Шрифт:
Закладка:
Пуще всего любит Марья после вечерней дойки, когда большое летнее солнце подвигается к закату, однако ж еще и краем не заденет дальних гольцов, пойти на реку, снять пропахшую молоком и потом одежду и с маху кинуться в прозрачную, и малый камушек увидишь на дне, воду, вобравшую в себя, как губка, немалое количество горных, и в самую жаркую пору с ледяным крошевом, ручьев, и плыть к дальнему берегу, и плыть, широко и сильно отталкиваясь руками. А очутившись на том, пустынном, на десятки верст ни одной наезженной тропки, берегу, лечь под черемуховый куст, заложив руки за голову и слыша себя и понимая до самой малости, смотреть, зажмурившись, как наливаются зеленые еще, но не везде, те, что поближе к солнцу, уж и не зеленые, а оранжевые, ягоды нездешним материнским соком. В такие минуты Марья ни о чем не думает, она словно бы и сама тоже вся какая-то нездешняя, далекая от того, что происходит вокруг, и на сердце легкая и такая милая грусть, она не беспокоит, нет, приподымает и несет будто на крыльях в края неведомые, сказочные: и дивно, и сладко, и плакать от счастья хочется, и смеяться… Ах, что за края, бог мой!.. Сроду б не уходила отсюда и все бы видела… Да нет, нет! В том-то и дело, что Марья не скажет потом, что же видела, неуловимое что-то, неясное.
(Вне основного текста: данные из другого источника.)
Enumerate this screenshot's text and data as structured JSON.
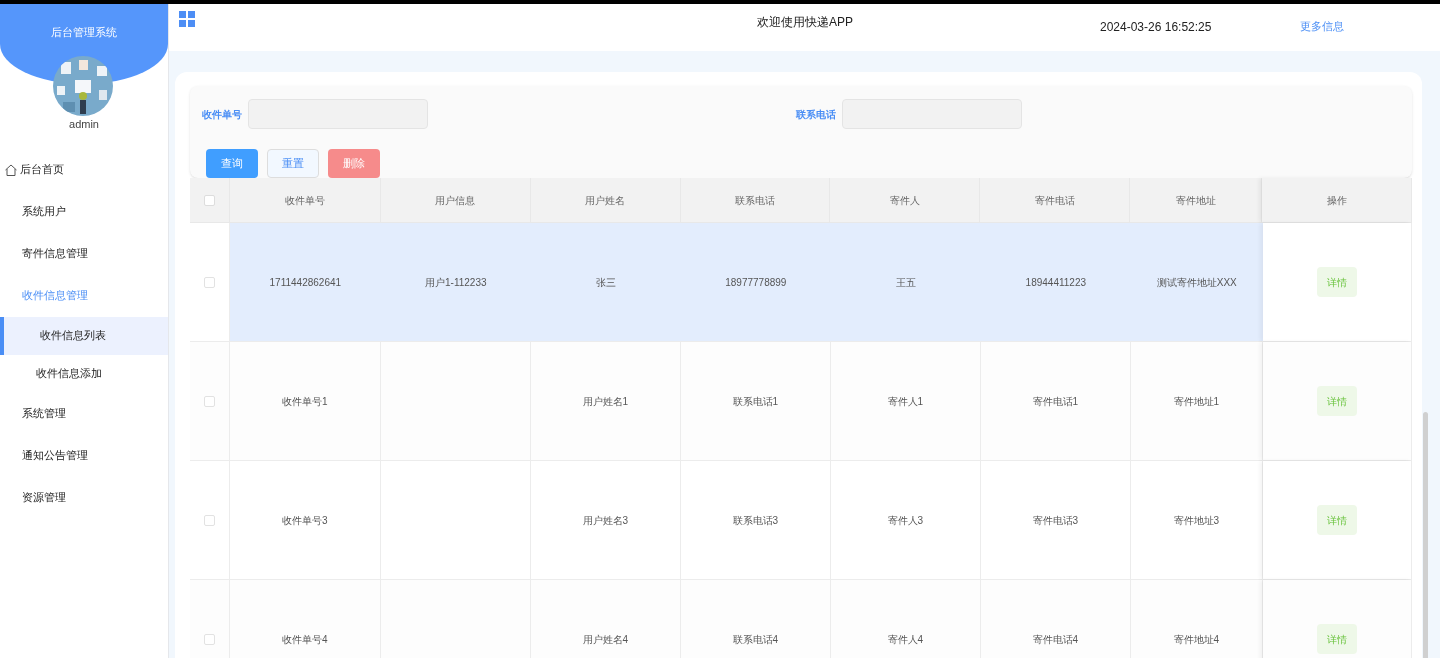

Она будет еще долго лежать под кустом черемухи, когда же встанет и причешет гребенкою, которая у нее в косе, волосы, небо у гольца сделается розовым, а через минуту-другую эта розовость начнет таять, пока не исчезнет вовсе. Марья вздохнет, прикоснется рукою к еще теплому, тонкому черемуховому стволу, глянет вокруг сожалеющими глазами и пойдет к реке…
А дома ждут-не дождутся, уж и отец выходил из дому и долго смотрел в ту сторону, где колхозная ферма… И она знает об этом и потому торопится, она не идет, нет, бежит по высокой шелковистой траве, и лишь очутившись на околице, там, где колхозные амбары, а теперь лишь полынь, остановится, чтоб перевести дух и медленно, высоко держа голову, пойдет по улице, и старики да старухи в этот час привычно сидя на завалинках, станут здороваться с нею, спрашивать про дела на ферме, а порою и скажут:
— Господи, красота-то!.. А зачем? Пропадает…
И она с удивлением в больших, слегка раскосых, с азиатчиною, глазах под длинными тонкими ресницами, посмотрит на них и не поймет, отчего в голосах слышится сожаление.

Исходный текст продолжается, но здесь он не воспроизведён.